Trinité veut dynamiser les contenus apportés aux jeunes, quitte à dépasser le cadre des rencontres d’aumônerie : le collectif vient de lancer il y a un mois une chaîne Youtube, Trinité TV, où des croyants viennent exprimer leur foi à travers des témoignages forts. Daniel Marie, braqueur de banques devenu prêtre, ou Pedro Henrique Bueno, footballeur des Chamois Niortais, ont notamment été interviewés. « Nous comptons sortir une vidéo par semaine. Le confinement tombe bien pour nous. », ironise Elie Duverney. Il conseille aussi le visionnage à plusieurs de la série Netflix Kingdom and Empire, qui raconte la vie des apôtres.
Les prêtres osent le numérique
Mais les jeunes ne cherchent pas pour autant à rester entre eux. Le prêtre Vincent Rossat, accompagnateur de la Pastorale des Jeunes, se dit « très sollicité » : «Évangile Radio, un groupe Whatsapp de jeunes, m’a demandé de m’enregistrer tous les deux jours pendant que je prononce des paroles de l’ Évangile. Réticent au départ, j’ai compris que c’était important pour eux de continuer à entretenir le lien qui s’est tissé avec « leur » prêtre ».

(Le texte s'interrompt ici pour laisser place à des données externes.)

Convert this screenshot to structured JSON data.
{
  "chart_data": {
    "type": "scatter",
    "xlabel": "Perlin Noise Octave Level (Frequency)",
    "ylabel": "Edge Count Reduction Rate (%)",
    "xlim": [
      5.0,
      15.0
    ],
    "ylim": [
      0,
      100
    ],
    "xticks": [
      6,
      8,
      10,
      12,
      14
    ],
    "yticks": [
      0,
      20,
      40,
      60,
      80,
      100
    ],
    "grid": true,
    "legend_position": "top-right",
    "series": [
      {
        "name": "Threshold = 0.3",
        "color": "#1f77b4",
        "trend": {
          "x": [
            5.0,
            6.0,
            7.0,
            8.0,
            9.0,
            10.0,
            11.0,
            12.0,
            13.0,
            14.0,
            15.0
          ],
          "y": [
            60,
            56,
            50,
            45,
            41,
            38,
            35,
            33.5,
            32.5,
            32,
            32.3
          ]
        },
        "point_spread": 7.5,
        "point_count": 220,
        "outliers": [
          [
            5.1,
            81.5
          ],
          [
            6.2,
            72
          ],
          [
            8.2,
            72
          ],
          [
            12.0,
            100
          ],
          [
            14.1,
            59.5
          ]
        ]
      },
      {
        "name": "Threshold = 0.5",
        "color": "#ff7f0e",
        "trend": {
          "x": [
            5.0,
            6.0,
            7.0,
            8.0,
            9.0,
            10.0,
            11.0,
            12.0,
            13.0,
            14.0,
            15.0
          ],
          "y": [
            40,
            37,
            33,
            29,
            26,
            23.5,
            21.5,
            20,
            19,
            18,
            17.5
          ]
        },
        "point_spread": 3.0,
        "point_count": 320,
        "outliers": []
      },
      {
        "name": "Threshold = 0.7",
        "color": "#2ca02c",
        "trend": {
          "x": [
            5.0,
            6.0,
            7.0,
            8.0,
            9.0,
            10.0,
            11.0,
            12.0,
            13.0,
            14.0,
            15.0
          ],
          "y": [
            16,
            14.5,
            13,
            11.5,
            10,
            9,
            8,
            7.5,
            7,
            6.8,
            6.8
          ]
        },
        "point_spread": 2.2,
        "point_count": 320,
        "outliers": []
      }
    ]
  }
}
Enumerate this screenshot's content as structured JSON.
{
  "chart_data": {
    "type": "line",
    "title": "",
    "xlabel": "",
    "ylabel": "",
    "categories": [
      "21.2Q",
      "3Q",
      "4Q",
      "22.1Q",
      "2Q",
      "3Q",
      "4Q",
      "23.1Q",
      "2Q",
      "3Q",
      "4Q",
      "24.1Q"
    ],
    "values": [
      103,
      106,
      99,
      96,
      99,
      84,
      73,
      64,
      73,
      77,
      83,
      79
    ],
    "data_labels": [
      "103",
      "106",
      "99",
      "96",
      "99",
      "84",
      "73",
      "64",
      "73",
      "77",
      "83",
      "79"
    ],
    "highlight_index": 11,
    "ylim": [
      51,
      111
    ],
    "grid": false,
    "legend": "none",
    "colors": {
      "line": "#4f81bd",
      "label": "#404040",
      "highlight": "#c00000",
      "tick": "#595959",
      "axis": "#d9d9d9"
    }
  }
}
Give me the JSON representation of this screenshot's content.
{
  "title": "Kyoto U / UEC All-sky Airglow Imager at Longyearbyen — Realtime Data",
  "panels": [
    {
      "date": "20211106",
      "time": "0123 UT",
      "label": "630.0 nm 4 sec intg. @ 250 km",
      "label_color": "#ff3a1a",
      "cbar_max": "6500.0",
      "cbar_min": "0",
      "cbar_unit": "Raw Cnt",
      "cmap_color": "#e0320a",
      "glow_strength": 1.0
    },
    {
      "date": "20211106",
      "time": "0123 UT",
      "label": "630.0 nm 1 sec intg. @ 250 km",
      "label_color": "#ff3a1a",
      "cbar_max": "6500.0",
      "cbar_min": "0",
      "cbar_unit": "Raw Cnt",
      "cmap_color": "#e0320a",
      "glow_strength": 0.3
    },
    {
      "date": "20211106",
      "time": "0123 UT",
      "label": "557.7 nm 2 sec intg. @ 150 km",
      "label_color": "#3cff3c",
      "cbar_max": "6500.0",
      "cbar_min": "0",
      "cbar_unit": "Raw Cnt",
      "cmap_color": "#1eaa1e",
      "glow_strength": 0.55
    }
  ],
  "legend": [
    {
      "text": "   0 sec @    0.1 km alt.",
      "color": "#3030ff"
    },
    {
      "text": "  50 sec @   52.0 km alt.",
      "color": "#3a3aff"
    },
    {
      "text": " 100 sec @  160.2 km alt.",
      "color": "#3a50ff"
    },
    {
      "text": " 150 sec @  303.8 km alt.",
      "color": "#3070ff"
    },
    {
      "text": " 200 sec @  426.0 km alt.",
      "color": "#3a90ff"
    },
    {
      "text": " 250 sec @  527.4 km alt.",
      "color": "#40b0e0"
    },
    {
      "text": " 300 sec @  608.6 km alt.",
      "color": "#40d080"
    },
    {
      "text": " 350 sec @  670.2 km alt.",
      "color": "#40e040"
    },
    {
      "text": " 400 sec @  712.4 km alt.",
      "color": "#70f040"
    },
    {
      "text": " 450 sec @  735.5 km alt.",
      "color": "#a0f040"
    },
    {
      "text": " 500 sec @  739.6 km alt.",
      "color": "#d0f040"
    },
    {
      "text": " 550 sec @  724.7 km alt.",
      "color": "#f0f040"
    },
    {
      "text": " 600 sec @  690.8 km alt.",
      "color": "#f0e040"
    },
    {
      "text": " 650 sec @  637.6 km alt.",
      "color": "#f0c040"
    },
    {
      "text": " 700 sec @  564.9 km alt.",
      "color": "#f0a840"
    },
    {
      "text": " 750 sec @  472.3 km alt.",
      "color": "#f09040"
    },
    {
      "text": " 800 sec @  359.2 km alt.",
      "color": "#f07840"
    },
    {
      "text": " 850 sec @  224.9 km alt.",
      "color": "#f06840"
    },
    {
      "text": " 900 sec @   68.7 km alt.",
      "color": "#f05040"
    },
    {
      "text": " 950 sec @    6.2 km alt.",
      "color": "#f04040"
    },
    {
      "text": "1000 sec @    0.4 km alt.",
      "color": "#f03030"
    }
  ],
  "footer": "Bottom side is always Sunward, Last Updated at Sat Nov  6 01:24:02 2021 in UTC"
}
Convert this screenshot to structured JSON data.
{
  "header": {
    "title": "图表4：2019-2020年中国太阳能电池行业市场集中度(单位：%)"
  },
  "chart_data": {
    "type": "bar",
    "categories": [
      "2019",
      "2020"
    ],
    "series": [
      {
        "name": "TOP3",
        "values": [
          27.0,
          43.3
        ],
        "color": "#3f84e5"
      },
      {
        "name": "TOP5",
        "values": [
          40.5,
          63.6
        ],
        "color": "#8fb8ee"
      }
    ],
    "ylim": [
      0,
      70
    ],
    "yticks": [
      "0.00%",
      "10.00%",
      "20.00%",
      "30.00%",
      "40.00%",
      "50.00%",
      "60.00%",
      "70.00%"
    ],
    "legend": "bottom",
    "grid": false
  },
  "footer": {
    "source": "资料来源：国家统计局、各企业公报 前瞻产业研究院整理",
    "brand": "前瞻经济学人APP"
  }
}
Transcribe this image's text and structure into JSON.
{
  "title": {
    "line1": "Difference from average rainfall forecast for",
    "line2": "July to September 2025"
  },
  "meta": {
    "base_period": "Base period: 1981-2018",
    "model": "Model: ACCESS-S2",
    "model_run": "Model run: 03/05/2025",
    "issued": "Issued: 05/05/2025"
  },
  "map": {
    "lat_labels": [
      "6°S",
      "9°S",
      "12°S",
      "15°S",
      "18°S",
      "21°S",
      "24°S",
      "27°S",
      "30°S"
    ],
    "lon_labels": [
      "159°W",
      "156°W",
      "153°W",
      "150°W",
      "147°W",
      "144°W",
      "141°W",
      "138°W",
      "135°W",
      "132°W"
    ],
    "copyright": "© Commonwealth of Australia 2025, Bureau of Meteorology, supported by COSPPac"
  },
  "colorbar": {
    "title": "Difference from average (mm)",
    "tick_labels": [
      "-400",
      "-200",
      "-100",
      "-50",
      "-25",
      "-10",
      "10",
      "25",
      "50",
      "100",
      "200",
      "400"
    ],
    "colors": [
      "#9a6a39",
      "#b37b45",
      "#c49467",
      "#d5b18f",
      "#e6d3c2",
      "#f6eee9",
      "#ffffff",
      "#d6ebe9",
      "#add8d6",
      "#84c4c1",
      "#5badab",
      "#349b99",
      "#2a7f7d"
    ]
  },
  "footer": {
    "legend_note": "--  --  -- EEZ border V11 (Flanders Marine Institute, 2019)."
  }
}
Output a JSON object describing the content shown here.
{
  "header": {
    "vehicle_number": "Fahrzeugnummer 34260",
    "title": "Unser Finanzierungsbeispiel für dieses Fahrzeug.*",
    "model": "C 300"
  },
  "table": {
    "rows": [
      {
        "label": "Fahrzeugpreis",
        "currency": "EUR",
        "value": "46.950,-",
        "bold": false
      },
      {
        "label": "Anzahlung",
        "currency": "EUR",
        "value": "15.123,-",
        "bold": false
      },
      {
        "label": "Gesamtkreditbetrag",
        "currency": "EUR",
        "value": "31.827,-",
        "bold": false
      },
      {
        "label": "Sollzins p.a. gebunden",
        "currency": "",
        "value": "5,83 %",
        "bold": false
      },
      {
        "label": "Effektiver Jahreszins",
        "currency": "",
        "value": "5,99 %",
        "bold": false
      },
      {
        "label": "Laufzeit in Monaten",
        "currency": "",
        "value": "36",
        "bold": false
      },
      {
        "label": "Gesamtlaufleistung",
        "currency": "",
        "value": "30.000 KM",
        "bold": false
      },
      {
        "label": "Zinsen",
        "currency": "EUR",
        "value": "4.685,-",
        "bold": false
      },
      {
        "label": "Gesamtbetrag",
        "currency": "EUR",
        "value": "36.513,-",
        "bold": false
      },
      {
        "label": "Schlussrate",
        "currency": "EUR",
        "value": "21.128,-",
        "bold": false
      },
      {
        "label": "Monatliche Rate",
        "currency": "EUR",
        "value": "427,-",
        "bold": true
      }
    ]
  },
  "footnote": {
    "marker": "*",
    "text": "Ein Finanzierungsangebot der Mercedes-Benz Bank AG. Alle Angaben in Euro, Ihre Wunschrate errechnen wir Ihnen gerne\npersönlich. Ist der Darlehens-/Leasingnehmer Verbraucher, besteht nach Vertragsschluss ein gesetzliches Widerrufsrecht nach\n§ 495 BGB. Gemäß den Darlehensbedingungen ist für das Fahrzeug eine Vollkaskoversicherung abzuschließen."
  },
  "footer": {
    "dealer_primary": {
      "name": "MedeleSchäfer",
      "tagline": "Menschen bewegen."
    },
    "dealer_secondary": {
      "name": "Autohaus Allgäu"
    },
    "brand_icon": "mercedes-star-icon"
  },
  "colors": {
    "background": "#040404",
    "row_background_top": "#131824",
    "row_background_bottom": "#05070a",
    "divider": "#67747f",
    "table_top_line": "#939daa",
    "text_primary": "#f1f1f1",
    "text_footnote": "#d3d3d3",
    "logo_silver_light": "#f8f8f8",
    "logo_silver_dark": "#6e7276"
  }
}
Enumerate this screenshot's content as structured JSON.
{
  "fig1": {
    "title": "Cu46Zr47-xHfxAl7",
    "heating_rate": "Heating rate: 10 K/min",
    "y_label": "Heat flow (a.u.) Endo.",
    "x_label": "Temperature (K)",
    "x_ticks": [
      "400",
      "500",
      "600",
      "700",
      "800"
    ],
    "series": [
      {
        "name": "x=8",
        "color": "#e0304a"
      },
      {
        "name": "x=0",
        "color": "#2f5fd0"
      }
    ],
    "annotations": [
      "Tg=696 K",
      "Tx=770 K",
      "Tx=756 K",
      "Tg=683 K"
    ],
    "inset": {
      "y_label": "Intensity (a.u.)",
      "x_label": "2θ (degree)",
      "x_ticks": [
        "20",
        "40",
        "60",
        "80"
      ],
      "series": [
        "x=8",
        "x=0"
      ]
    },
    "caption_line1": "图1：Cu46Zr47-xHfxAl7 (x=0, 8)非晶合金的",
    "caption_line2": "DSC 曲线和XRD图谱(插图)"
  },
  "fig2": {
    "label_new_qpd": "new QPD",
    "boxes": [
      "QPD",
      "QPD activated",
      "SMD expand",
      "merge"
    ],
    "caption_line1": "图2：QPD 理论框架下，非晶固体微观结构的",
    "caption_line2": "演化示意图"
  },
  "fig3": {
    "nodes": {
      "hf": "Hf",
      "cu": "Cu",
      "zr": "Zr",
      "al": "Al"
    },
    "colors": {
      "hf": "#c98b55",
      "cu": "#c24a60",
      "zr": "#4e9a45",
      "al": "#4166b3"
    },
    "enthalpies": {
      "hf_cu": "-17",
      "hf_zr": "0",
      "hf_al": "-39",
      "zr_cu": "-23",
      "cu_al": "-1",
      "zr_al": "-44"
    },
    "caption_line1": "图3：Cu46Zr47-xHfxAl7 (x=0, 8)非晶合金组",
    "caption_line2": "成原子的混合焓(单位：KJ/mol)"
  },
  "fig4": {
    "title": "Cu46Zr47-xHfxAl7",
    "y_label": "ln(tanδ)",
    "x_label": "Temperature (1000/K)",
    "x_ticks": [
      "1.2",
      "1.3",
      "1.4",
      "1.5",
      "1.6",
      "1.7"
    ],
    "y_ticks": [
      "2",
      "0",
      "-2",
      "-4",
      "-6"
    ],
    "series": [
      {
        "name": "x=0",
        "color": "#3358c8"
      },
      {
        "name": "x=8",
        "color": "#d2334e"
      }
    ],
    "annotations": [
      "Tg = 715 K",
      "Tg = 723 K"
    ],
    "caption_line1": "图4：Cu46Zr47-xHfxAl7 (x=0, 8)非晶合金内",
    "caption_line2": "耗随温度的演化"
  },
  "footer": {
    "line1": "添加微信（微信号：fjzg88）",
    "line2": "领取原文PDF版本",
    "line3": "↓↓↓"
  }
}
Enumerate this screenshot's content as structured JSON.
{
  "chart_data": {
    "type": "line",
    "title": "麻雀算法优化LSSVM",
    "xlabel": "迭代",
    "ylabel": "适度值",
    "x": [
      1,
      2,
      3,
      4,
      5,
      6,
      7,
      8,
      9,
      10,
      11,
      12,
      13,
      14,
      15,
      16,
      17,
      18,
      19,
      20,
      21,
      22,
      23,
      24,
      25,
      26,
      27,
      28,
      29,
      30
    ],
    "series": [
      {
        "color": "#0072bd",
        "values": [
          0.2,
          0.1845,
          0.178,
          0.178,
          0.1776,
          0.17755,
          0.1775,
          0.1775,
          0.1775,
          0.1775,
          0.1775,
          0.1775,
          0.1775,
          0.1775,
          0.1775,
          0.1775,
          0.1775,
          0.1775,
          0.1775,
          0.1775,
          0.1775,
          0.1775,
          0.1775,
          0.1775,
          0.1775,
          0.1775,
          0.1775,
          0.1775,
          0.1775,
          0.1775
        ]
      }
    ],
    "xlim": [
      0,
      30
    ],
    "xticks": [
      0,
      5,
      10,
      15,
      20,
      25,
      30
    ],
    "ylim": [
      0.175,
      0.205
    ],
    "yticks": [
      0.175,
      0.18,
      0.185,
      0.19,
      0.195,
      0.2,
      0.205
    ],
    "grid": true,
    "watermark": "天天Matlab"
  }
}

Loin de porter préjudice à la foi des jeunes, cette période de confinement devient en fait selon Marie-Line Richard « l’occasion ou jamais d’en tirer des bénéfices » pour apprendre à intéresser autrement les jeunes au-delà du temps des rencontres. « C’est l’occasion pour eux de comprendre que l’aumônerie et l’église où ils prient, et leur vie quotidienne, ne sont pas deux mondes parallèles », éclaire Vincent Rossat. « Parce que contrairement à un sport ou à un travail, on n’arrête jamais d’avoir la foi ».